Até agora isso não foi um problema. Com 11 chopes – começaram com sete –, a Smith Street Taps logo se tornou o centro verdadeiro da nascente cena de cervejas artesanais de Cingapura, secando barris de 20 a 30 litros a cada dois ou três dias. Algumas cervejas, como a imperial stout Bomb! da Prairie Artisan Ales, de Oklahoma, duram menos de uma noite. – As pessoas vêm para tomar cervejas que nunca mais na vida terão a chance de experimentar, algumas vezes mesmo se viajarem até onde ela é feita, explica Goh.

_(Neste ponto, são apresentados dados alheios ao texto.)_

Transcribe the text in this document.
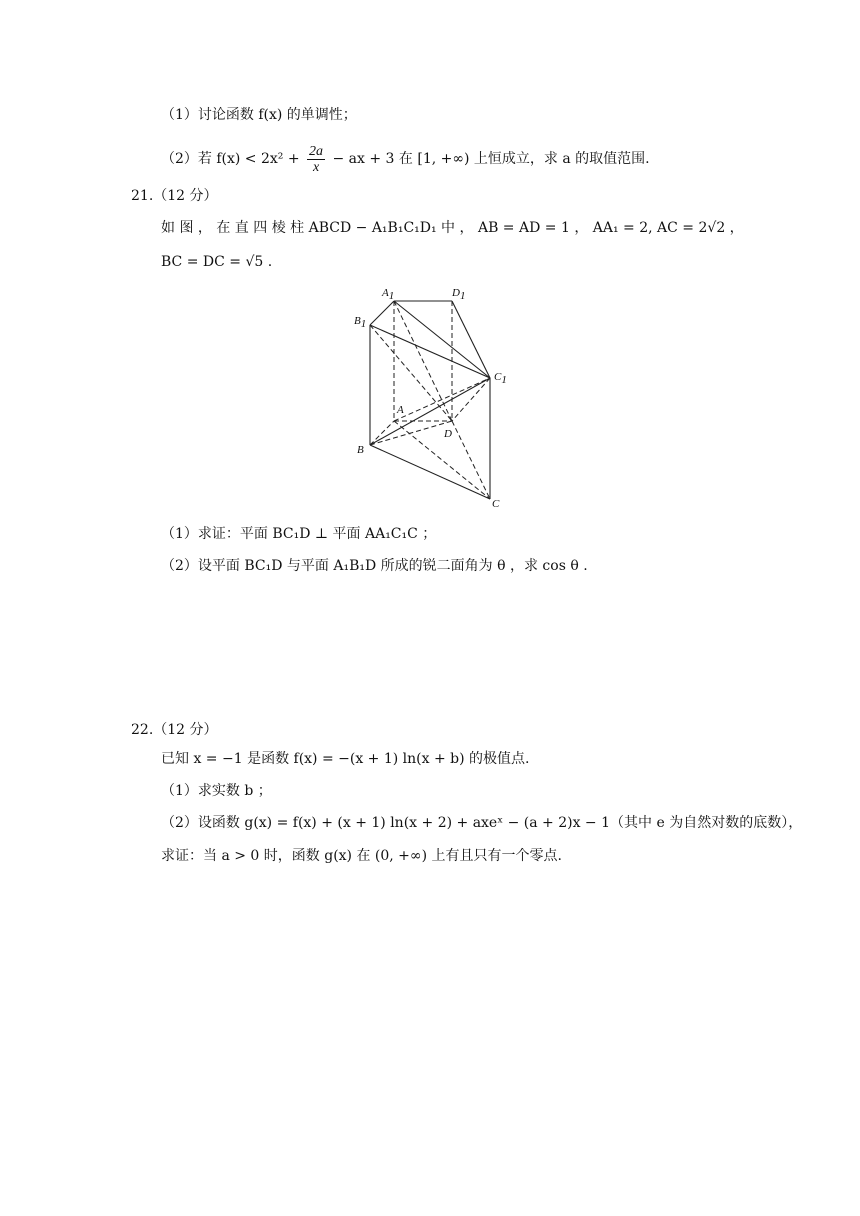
（1）讨论函数 f(x) 的单调性；
（2）若 $f(x) < 2x^2 + \frac{2a}{x}$ − ax + 3 在 [1, +∞) 上恒成立，求 a 的取值范围.
21.（12 分）
如 图 ， 在 直 四 棱 柱 ABCD − A₁B₁C₁D₁ 中 ， AB = AD = 1 ， AA₁ = 2, AC = 2√2 ，
BC = DC = √5 .
A1	D1
B1
C1
A
D
B
C
（1）求证：平面 BC₁D ⊥ 平面 AA₁C₁C ；
（2）设平面 BC₁D 与平面 A₁B₁D 所成的锐二面角为 θ ，求 cos θ .
22.（12 分）
已知 x = −1 是函数 f(x) = −(x + 1) ln(x + b) 的极值点.
（1）求实数 b ；
（2）设函数 g(x) = f(x) + (x + 1) ln(x + 2) + axeˣ − (a + 2)x − 1（其中 e 为自然对数的底数），
求证：当 a > 0 时，函数 g(x) 在 (0, +∞) 上有且只有一个零点.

Na Smith Street Taps, muitos importadores locais apresentam as cervejarias de fora aos cingapurianos colocando uma grande variedade de tipos de uma única fábrica na maioria das torneiras. A Siren Craft Brew (Berkshire, Inglaterra), a Baird Beer (Numazu, Japão) e a Modern Times Beer (San Diego, Califórnia) são algumas já degustadas nesses eventos. – Foi uma noite incrível; viemos cedo e ficamos até tarde. Fiquei muito impressionado com o conhecimento e o entusiasmo de tudo mundo daqui, afirma Matt Walsh, principal cervejeiro da Modern Times, que viajou para Cingapura para a ocasião.
Além de sua lista de chopes de classe mundial e de seu local atraente e inusitado, a Smith Street Taps também faz sucesso vendendo cervejas premium a preços muito mais baratos do que os encontrados nas lojas tradicionais com quem compete. Eles podem fazer isso, em parte, porque seus gastos são menores.
De acordo com a Agência Nacional do Meio Ambiente de Cingapura, em 31 de dezembro de 2014, 87 por cento do aluguel das barracas custava menos do que 1.500 dólares cingapurianos (cerca de US$1.065) por mês, uma pequena parte do que muitos bares mais centrais pagam.
Claro, agora que a dupla deu o pontapé inicial no fenômeno de barracas de cervejas artesanais, o modelo pegou. No Chinatown Complex, por exemplo, os irmãos Patrick Lim, de 61 anos, e Steve Lim, de 63, abriram a OnTap, a poucos metros da Smith Street, no final de 2014. A ideia é parecida, mas os Lims vendem apenas as cervejas e cidras próprias da OnTap, feitas em pequenos lotes do centro de Cingapura. Agora, a OnTap também possui boxes nos mercados ChompChomp e Sun Court.
–No que depender de Chao, iniciantes como a OnTap não são necessariamente competidores – e sim um sinal de progresso. – Ainda temos que fazer o mercado crescer e conseguir que mais gente beba boas cervejas, explica.